ええ、その日だけはわたしはわたしに任せるから、あなたは手出ししないで。
でもだってそうしないと、必然じゃない、運命じゃない、将来がない。
裕くんとの未来がちゃんと咲かないじゃない。紡がれないじゃない。
今度こそ、見知らぬ二人にはならないわ。
わたしはそれまでに積み上げるのよ!
そしてラブストーリーは必然に! よ!
ふふ。
───それ…それまでを洗脳する気じゃ…
「だまらっしゃい」
でも、そうね。その日はそれを言葉にせずに願うだけにするわ。
言葉に出来ないのが愛って言うしね。
何にしようかな…やっぱり虹ね。
渡せなかった虹色の長いマフラー。
それを歌えなかったラブソングを歌うようにして…あの切なさに届くまで…橋が架かるまで編むわ。

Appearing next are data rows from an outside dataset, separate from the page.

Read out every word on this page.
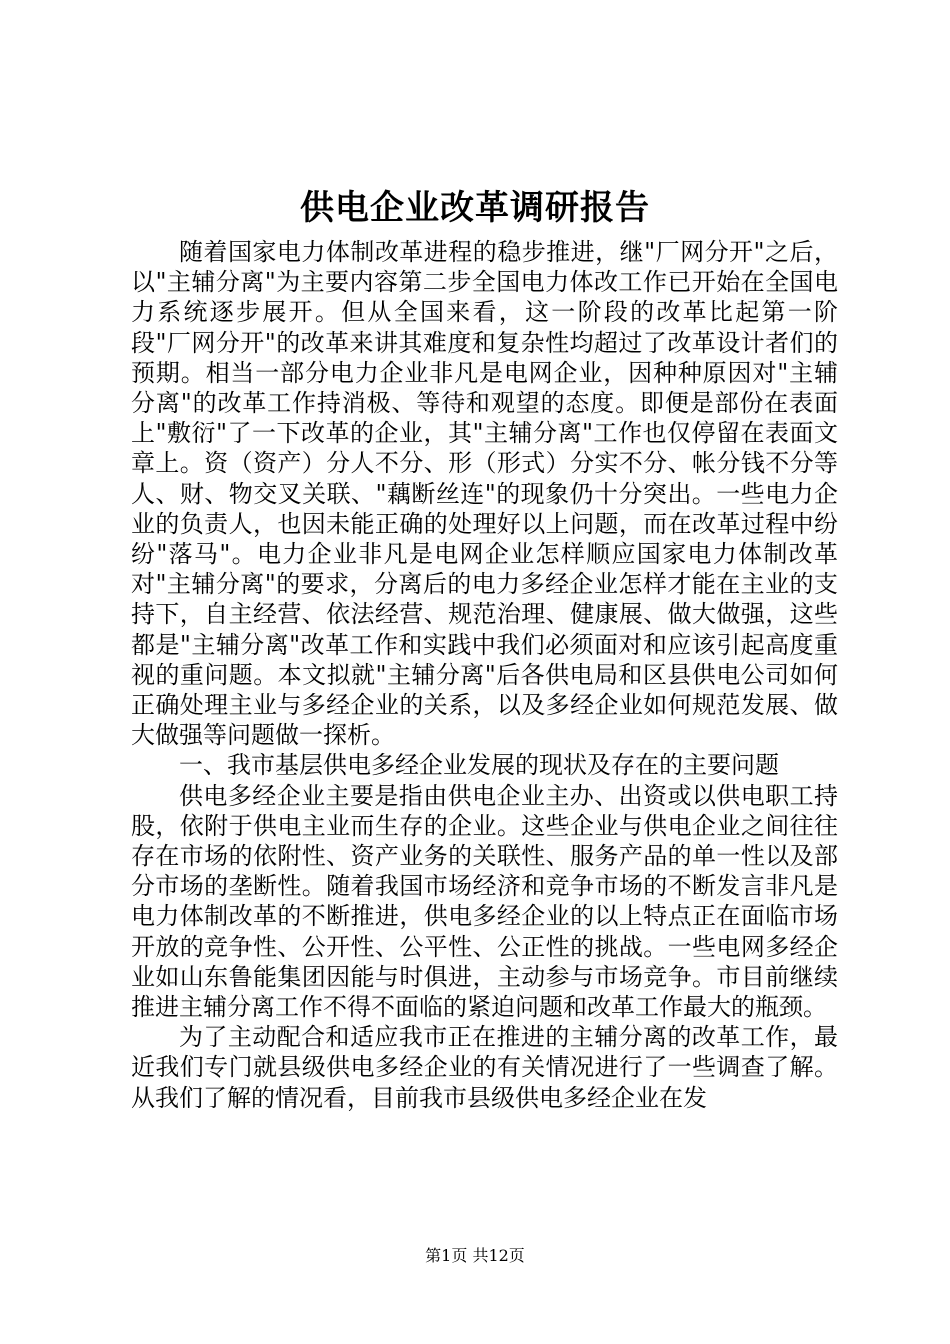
供电企业改革调研报告

随着国家电力体制改革进程的稳步推进，继"厂网分开"之后，以"主辅分离"为主要内容第二步全国电力体改工作已开始在全国电力系统逐步展开。但从全国来看，这一阶段的改革比起第一阶段"厂网分开"的改革来讲其难度和复杂性均超过了改革设计者们的预期。相当一部分电力企业非凡是电网企业，因种种原因对"主辅分离"的改革工作持消极、等待和观望的态度。即便是部份在表面上"敷衍"了一下改革的企业，其"主辅分离"工作也仅停留在表面文章上。资（资产）分人不分、形（形式）分实不分、帐分钱不分等人、财、物交叉关联、"藕断丝连"的现象仍十分突出。一些电力企业的负责人，也因未能正确的处理好以上问题，而在改革过程中纷纷"落马"。电力企业非凡是电网企业怎样顺应国家电力体制改革对"主辅分离"的要求，分离后的电力多经企业怎样才能在主业的支持下，自主经营、依法经营、规范治理、健康展、做大做强，这些都是"主辅分离"改革工作和实践中我们必须面对和应该引起高度重视的重问题。本文拟就"主辅分离"后各供电局和区县供电公司如何正确处理主业与多经企业的关系，以及多经企业如何规范发展、做大做强等问题做一探析。

一、我市基层供电多经企业发展的现状及存在的主要问题

供电多经企业主要是指由供电企业主办、出资或以供电职工持股，依附于供电主业而生存的企业。这些企业与供电企业之间往往存在市场的依附性、资产业务的关联性、服务产品的单一性以及部分市场的垄断性。随着我国市场经济和竞争市场的不断发言非凡是电力体制改革的不断推进，供电多经企业的以上特点正在面临市场开放的竞争性、公开性、公平性、公正性的挑战。一些电网多经企业如山东鲁能集团因能与时俱进，主动参与市场竞争。市目前继续推进主辅分离工作不得不面临的紧迫问题和改革工作最大的瓶颈。

为了主动配合和适应我市正在推进的主辅分离的改革工作，最近我们专门就县级供电多经企业的有关情况进行了一些调查了解。从我们了解的情况看，目前我市县级供电多经企业在发

第1页 共12页
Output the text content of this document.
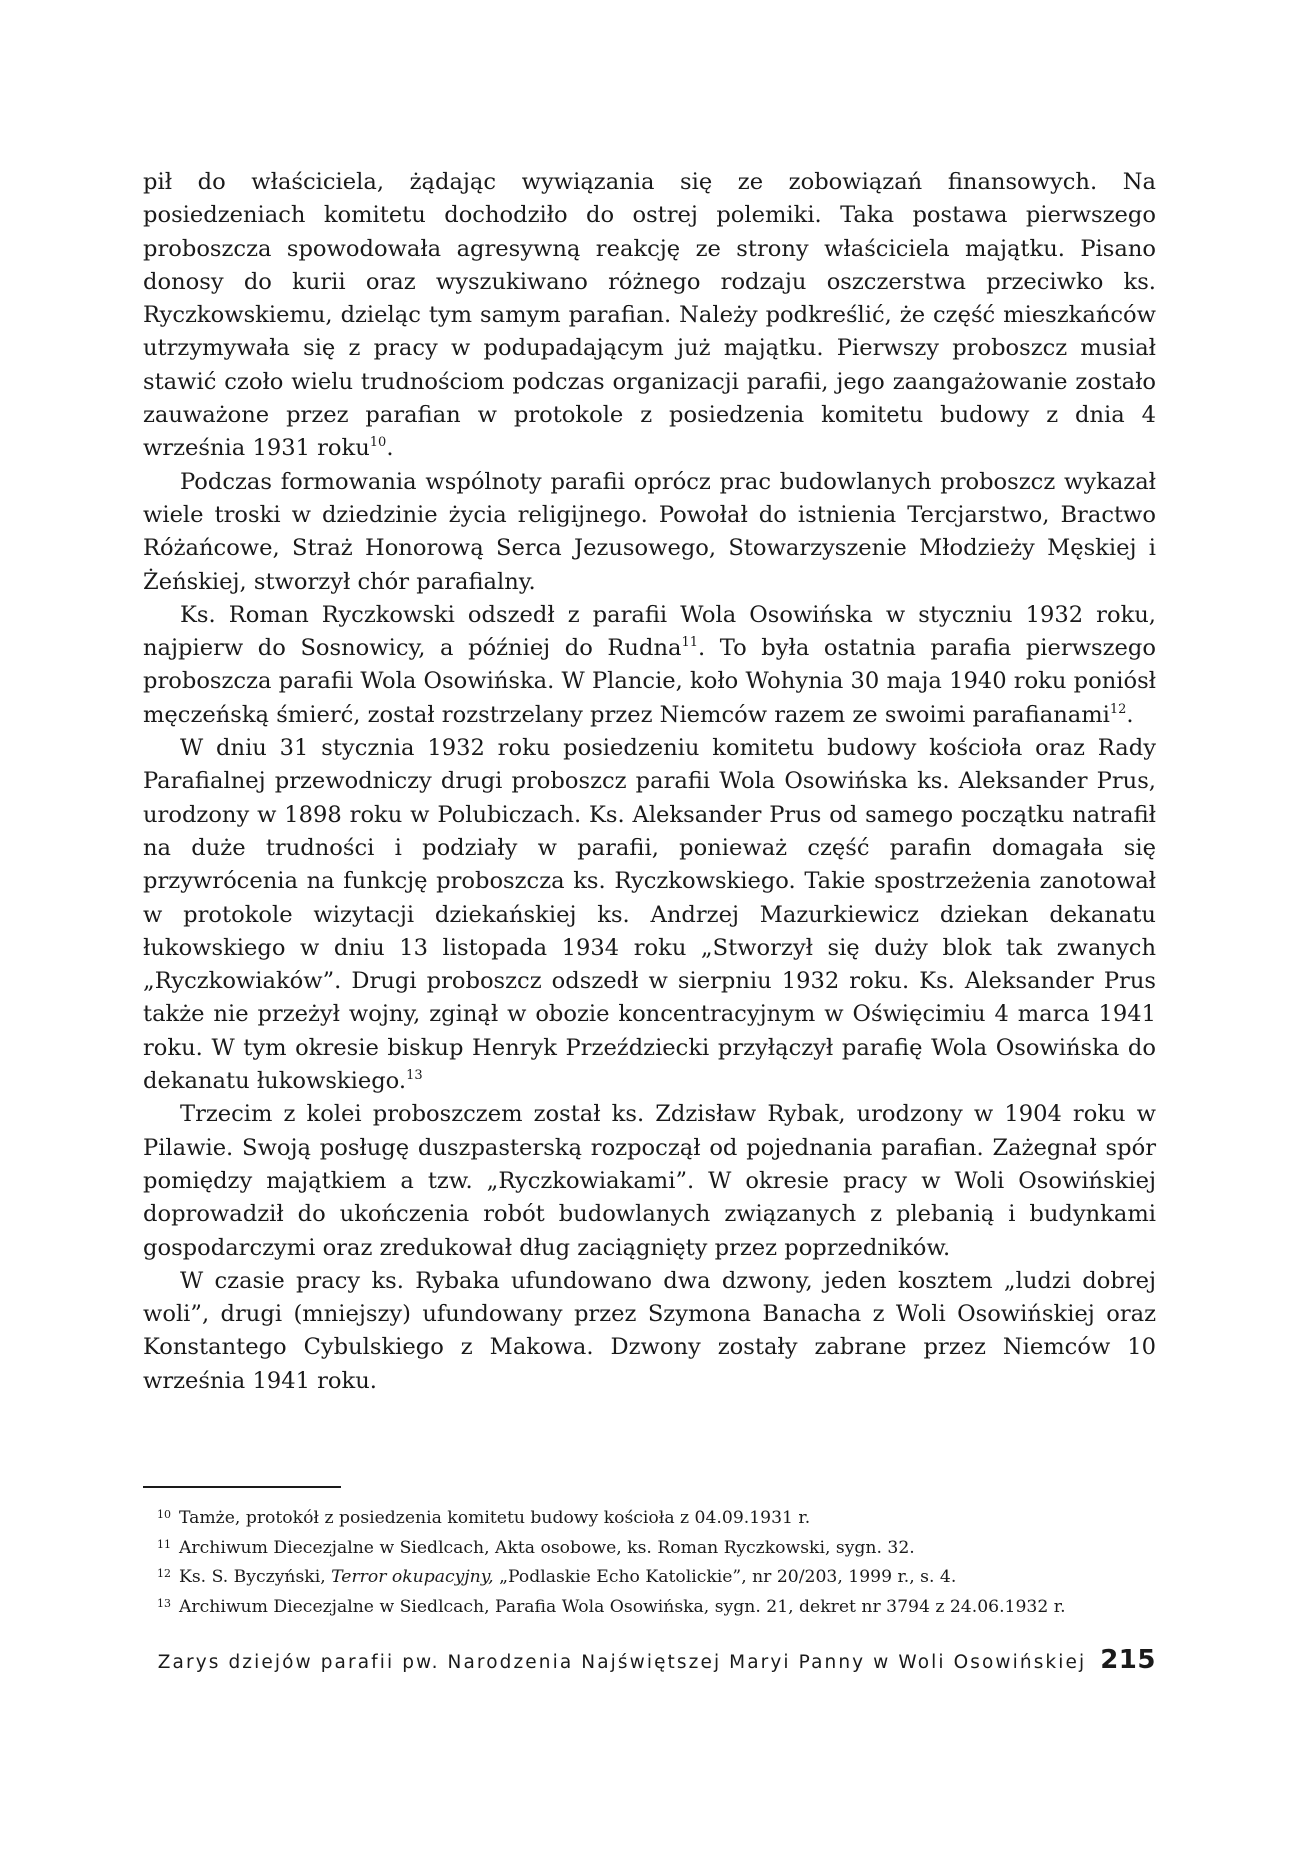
pił do właściciela, żądając wywiązania się ze zobowiązań finansowych. Na posiedzeniach komitetu dochodziło do ostrej polemiki. Taka postawa pierwszego proboszcza spowodowała agresywną reakcję ze strony właściciela majątku. Pisano donosy do kurii oraz wyszukiwano różnego rodzaju oszczerstwa przeciwko ks. Ryczkowskiemu, dzieląc tym samym parafian. Należy podkreślić, że część mieszkańców utrzymywała się z pracy w podupadającym już majątku. Pierwszy proboszcz musiał stawić czoło wielu trudnościom podczas organizacji parafii, jego zaangażowanie zostało zauważone przez parafian w protokole z posiedzenia komitetu budowy z dnia 4 września 1931 roku$^{10}$.

Podczas formowania wspólnoty parafii oprócz prac budowlanych proboszcz wykazał wiele troski w dziedzinie życia religijnego. Powołał do istnienia Tercjarstwo, Bractwo Różańcowe, Straż Honorową Serca Jezusowego, Stowarzyszenie Młodzieży Męskiej i Żeńskiej, stworzył chór parafialny.

Ks. Roman Ryczkowski odszedł z parafii Wola Osowińska w styczniu 1932 roku, najpierw do Sosnowicy, a później do Rudna$^{11}$. To była ostatnia parafia pierwszego proboszcza parafii Wola Osowińska. W Plancie, koło Wohynia 30 maja 1940 roku poniósł męczeńską śmierć, został rozstrzelany przez Niemców razem ze swoimi parafianami$^{12}$.

W dniu 31 stycznia 1932 roku posiedzeniu komitetu budowy kościoła oraz Rady Parafialnej przewodniczy drugi proboszcz parafii Wola Osowińska ks. Aleksander Prus, urodzony w 1898 roku w Polubiczach. Ks. Aleksander Prus od samego początku natrafił na duże trudności i podziały w parafii, ponieważ część parafin domagała się przywrócenia na funkcję proboszcza ks. Ryczkowskiego. Takie spostrzeżenia zanotował w protokole wizytacji dziekańskiej ks. Andrzej Mazurkiewicz dziekan dekanatu łukowskiego w dniu 13 listopada 1934 roku „Stworzył się duży blok tak zwanych „Ryczkowiaków”. Drugi proboszcz odszedł w sierpniu 1932 roku. Ks. Aleksander Prus także nie przeżył wojny, zginął w obozie koncentracyjnym w Oświęcimiu 4 marca 1941 roku. W tym okresie biskup Henryk Przeździecki przyłączył parafię Wola Osowińska do dekanatu łukowskiego.$^{13}$

Trzecim z kolei proboszczem został ks. Zdzisław Rybak, urodzony w 1904 roku w Pilawie. Swoją posługę duszpasterską rozpoczął od pojednania parafian. Zażegnał spór pomiędzy majątkiem a tzw. „Ryczkowiakami”. W okresie pracy w Woli Osowińskiej doprowadził do ukończenia robót budowlanych związanych z plebanią i budynkami gospodarczymi oraz zredukował dług zaciągnięty przez poprzedników.

W czasie pracy ks. Rybaka ufundowano dwa dzwony, jeden kosztem „ludzi dobrej woli”, drugi (mniejszy) ufundowany przez Szymona Banacha z Woli Osowińskiej oraz Konstantego Cybulskiego z Makowa. Dzwony zostały zabrane przez Niemców 10 września 1941 roku.

$^{10}$ Tamże, protokół z posiedzenia komitetu budowy kościoła z 04.09.1931 r.

$^{11}$ Archiwum Diecezjalne w Siedlcach, Akta osobowe, ks. Roman Ryczkowski, sygn. 32.

$^{12}$ Ks. S. Byczyński, Terror okupacyjny, „Podlaskie Echo Katolickie”, nr 20/203, 1999 r., s. 4.

$^{13}$ Archiwum Diecezjalne w Siedlcach, Parafia Wola Osowińska, sygn. 21, dekret nr 3794 z 24.06.1932 r.

Zarys dziejów parafii pw. Narodzenia Najświętszej Maryi Panny w Woli Osowińskiej 215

それに、例え襲われたのだとしても、今度は間違えないわ。
爪のかからないようなもどかしさ、それはもうないのだから。
だからどんなもしもが、わたしの未来に割り込んでも、構わないわ。
だって裕くんは一番最初の時も、さっきみたいに、この別世界だって、いつだってずっとずっと諦めないで思ってくれていたのだから。
きっと襲われても。
きっと見せつけても。
きっと30歳になっても。
きっと薫のタイムカプセルを読んでも。
きっとずっとわたしを愛してくれている。
好きだよと言えなかったわたしの初恋は、この胸を離れないわ。
どの時空、例えどんなマルチバースでも、永遠に。
今度はわたしの番よ。
───初恋は胸を離れない…でもそれは多分…やはは、何も無いっす。
「言いたいことはわかるわ。わたしは…カヤの外なんでしょう? この絵の…あなたの…薫の世界のテーマなんでしょう? もしかしたら…この世界から弾かれる力も利用する気かしら」
───……。
だとしたらとてもイビツなダイブかもね。
あなたのエゴとわたしのエゴのシーソーゲームなのは、あなたの花と香を比べればわかる。
あなたはわたしを騙してでも過去に送りたいのよね。
ふふ。でもそんなの構わないわ。
ただ、わたしはデザインするのみよ。
それに、だいたいの初恋は叶わないものなのよ? 残念なことにね。
悲しいけれど、それが現実なのよ…ふふ…あははは…
お───ほっほっほ……ん?
「…ん? あれ? じゃあ今からどうしたらいいの、わたし…? あれ? あれれ? なんだか急にドキドキしてきたわ!」
───…やっぱ閣下ってアレっすね。
「ま、まあいいわ。全部だいたい毎日潰せばオケー、そんなもんでしょ」
───そんなもんなわけねーすよ。大雑把っすね…無茶しないでくださいよ…力にも限界あるっすから。
そこは頑張りなさい。
あまり好きな言葉ではないけれど。
願いの為に頑張るのは当然なのだし。
それに人生一度きりなんだから枯れるまで走ればいいじゃない。
それと…いえ、そうね。そうしてあなたの願いとわたしの願いが叶ったその日には。
「あなたとともに、この世界から消えるわ。毒、あなたも寂しいでしょうし。薫を諦めたなら一緒に行ってあげる」
あなたの願いと薫の願い。どちらも揃ってるからこの世界は進まないのよ。
────…!
「元は…わたしが蒔いたものだし。それでいいでしょう? だから一つだけでいいから座席を用意しておきなさい───何か文句あるかしら?」
そう言うと、毒は──ギンモクセイは焦ったようにして、眩く点滅した。
そしてわたしの意識は伸びていく。
細く細く後方へ収束していく。
毒、あなたやっぱり薫が大好きなのね。
満開の花が最初より綺麗で少し妬けちゃうわ。
しかもあの香りより全然いい匂いじゃない。
それなのに、何がムカつくよ。
素直じゃないわね。
でも初恋なんて、そんなものかな。
「ふふ…さあ、今度こそフライトゥザパスト……いいえ、裕くんとの未来のためだし銀だし過去だし…あなたは白い花で毒だし……それこそ──」
バックトゥザフューチャーね。
そうして、わたしの意識は流星になって消えていった。